There is so much more to understanding the lives of your ancestors than simply knowing the dates of the vital events in their lives. Take time to really understand the times in which they lived. How they lived. What they did for entertainment, where they worked, what the laws and social norms were. You can do this by:

  • Visiting Museums
  • Visiting Historic Sites
  • Talking to Locals
  • Take City Tours

While in your ancestral homeland, indulge yourself in your own Scottish heritage. Take pride in it. Drink it in. Absorb it. Visit pubs, attend festivals, take part in Highland Games, Clan Gatherings, celebrations or re-enactments. Let your Scottish pride show.

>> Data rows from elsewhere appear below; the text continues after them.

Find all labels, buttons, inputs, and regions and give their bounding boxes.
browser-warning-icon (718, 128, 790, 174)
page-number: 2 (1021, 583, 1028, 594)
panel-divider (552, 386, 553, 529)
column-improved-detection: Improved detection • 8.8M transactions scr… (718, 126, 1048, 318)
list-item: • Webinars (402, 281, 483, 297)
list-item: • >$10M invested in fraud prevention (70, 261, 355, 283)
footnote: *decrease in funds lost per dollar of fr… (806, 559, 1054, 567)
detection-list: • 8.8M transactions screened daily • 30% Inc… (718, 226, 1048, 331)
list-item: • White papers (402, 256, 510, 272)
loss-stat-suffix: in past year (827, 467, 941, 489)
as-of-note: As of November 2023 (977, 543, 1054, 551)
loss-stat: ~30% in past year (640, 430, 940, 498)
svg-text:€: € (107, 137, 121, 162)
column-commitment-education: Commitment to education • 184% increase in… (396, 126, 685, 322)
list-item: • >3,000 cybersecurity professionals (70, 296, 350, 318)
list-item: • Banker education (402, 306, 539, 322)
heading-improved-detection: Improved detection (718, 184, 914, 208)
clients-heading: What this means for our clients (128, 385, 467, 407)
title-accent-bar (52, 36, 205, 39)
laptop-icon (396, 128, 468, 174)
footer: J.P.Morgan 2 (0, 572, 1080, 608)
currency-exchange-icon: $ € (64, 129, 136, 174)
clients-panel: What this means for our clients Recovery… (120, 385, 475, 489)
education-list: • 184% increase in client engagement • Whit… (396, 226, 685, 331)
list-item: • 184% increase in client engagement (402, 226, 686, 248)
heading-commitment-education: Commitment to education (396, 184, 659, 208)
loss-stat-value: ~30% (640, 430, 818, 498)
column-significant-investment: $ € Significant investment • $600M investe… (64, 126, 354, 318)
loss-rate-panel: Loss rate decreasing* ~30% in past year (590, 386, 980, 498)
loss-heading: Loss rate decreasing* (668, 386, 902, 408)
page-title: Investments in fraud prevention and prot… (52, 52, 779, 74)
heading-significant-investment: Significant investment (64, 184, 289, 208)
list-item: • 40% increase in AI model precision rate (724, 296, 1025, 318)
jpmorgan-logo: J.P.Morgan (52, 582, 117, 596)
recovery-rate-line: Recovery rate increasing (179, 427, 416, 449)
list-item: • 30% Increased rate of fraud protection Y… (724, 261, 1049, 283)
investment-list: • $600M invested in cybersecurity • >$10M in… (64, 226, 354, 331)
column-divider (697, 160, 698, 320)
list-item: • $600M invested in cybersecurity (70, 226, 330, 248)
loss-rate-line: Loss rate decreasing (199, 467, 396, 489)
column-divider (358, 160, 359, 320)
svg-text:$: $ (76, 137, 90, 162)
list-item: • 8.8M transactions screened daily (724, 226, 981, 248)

Planning ahead will help you to make the best use of your time in your ancestral homeland. And ultimately that will make your quest to discover your ancestors and your own Scottish heritage more fulfilling.

About Christine Woodcock

Scottish born, Canadian raised, Christine Woodcock is a genealogy educator with an expertise in the Scottish records. She enjoys sharing new resources to assist others in their quest to find and document their heritage. Christine is also a lecturer, author and blogger. She is the Director of Genealogy Tours of Scotland (www.genealogytoursofscotland.ca) and enjoys taking fellow Scots “home” to do onsite genealogy research and to discover their own Scottish heritage.

One comment

  1. Hi Christine! As a fellow in Depth Columnist – who is also a genealogical librarian – I’d like to add one more suggestion, if I may.

    It’s also important to read about the history of the town/county/region/country that you are planning on visiting. This way, BEFORE you go, you’ll have a better understanding of the history and what you will /can find on your journey. As a “book-pusher”, I felt compelled to do a little advertizing for the libraries out there! ;) Thanks!